Medigap & Excess Part B Charges

"My head hasn't quite got around the math about "non-Par" doc's billing Medicare and getting 95% of allowable, then billing excess charges of whatever, then it's 9.5%, etc, but I will get it on further review."

It can be confusing to see where the 9.25 comes from, so......

Where Y = Medicare Approved Amount

[(Y x .95) + (Y x .95 x .15)] - Y ÷ Y = .0925 or 9.25%
 
Good source in the link, thanks, and the formula is appreciated. I get it now, after re-reading the link and the formula. Makes it one step in calculating the allowable total charge including excess, for non-par physicians. Also interesting, in giving the advice about what % of patients they would have to collect the 9.25% from to make up for the 5% lost off Medicare Allowable by being non-par.
 
From Jeff's link above, this should not be overlooked.

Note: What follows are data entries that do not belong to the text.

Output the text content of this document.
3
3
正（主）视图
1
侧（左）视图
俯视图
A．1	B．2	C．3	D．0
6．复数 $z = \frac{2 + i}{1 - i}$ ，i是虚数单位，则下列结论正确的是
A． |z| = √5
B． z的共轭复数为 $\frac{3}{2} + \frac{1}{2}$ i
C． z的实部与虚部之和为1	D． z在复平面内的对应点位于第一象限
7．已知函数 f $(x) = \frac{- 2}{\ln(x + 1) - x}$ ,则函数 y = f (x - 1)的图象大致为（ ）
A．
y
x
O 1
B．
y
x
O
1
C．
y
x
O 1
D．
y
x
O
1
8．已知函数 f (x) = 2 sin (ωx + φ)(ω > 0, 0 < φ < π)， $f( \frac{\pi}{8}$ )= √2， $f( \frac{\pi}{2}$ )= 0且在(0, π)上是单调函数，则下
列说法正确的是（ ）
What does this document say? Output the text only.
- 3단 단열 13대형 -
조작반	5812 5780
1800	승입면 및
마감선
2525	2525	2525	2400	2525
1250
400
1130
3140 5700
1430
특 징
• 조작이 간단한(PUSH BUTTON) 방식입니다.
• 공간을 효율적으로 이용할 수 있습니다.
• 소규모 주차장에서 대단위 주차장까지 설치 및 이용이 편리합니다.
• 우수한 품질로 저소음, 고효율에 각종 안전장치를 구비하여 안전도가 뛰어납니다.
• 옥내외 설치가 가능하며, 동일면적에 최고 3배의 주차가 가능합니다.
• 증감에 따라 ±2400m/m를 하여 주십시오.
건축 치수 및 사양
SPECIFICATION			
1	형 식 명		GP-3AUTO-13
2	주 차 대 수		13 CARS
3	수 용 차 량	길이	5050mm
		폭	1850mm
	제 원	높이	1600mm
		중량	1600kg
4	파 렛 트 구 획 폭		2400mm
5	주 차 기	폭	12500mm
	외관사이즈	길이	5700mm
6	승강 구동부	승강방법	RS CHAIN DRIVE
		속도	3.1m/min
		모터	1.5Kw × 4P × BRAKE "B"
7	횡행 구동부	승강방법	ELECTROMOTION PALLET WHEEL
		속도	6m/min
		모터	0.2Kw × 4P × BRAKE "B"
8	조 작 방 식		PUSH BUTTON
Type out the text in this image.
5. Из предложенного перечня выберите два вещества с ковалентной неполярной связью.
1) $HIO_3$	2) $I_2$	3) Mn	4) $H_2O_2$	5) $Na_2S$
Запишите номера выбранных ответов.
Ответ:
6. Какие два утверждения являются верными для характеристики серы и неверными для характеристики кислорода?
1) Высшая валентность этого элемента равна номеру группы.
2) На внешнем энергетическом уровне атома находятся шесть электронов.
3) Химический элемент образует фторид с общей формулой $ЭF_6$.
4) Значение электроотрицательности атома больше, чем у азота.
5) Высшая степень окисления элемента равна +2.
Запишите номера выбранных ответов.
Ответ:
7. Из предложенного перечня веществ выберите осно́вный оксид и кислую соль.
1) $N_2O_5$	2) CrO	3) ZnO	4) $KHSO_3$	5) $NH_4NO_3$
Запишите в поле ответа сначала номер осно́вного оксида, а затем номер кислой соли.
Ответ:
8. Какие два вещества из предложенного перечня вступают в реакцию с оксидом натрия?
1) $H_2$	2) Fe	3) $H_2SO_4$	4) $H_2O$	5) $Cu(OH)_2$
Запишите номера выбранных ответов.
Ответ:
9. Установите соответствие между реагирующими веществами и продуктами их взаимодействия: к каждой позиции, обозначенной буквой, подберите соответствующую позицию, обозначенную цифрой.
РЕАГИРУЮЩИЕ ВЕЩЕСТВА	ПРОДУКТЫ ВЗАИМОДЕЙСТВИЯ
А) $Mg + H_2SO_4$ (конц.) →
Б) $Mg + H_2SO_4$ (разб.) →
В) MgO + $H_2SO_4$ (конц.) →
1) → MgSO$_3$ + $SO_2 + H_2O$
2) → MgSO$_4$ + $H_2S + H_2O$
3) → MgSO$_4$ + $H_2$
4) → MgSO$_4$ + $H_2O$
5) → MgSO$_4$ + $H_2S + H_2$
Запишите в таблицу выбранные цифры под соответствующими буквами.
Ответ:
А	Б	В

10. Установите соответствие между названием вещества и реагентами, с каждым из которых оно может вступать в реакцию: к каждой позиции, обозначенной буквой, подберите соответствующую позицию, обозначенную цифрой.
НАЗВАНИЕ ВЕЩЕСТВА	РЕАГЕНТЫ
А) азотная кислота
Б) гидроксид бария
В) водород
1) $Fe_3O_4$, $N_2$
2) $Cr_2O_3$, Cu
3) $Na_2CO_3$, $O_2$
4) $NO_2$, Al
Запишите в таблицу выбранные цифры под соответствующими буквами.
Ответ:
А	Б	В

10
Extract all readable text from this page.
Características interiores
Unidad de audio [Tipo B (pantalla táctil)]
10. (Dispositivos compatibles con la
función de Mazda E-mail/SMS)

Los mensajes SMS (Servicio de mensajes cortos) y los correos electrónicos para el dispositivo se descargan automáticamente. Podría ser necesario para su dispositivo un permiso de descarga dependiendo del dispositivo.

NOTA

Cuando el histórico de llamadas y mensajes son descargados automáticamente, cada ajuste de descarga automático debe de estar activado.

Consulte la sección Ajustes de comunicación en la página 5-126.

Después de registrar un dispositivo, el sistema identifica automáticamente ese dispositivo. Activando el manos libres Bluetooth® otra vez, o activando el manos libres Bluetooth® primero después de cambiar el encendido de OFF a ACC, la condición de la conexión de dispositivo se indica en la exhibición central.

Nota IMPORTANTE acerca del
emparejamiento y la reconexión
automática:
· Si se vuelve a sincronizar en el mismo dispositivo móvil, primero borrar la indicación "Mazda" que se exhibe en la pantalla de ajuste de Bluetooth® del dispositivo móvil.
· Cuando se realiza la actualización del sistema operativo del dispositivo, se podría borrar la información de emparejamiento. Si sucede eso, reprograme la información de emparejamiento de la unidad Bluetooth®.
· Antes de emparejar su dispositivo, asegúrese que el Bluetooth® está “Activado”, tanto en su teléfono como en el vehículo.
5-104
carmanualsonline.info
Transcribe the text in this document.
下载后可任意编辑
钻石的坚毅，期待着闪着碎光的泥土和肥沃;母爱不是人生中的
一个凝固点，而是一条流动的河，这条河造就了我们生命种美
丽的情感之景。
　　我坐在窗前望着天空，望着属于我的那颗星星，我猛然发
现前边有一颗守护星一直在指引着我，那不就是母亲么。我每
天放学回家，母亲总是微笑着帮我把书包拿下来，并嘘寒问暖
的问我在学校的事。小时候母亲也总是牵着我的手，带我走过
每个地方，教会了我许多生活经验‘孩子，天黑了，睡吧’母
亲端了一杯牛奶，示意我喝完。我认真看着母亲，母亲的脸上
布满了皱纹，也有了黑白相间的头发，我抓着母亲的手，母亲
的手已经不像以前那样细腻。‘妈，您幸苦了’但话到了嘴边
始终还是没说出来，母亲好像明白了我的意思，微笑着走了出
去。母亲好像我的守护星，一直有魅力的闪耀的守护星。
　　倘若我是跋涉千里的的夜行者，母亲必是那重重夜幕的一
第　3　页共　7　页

Those considering a change in status should first determine that they are not bound by any contractual arrangements with hospitals, health plans or other entities that require them to be PAR physicians.

If a doc has admitting privileges to a par hospital (which is virtually all hospitals) they are not allowed to opt out of Medicare assignment.
 
I have an acquaintance who is a hospital pharmacist and also a patient in a concierge medical practice. I will ask how that works with this concierge doc, re: hospital admitting privileges.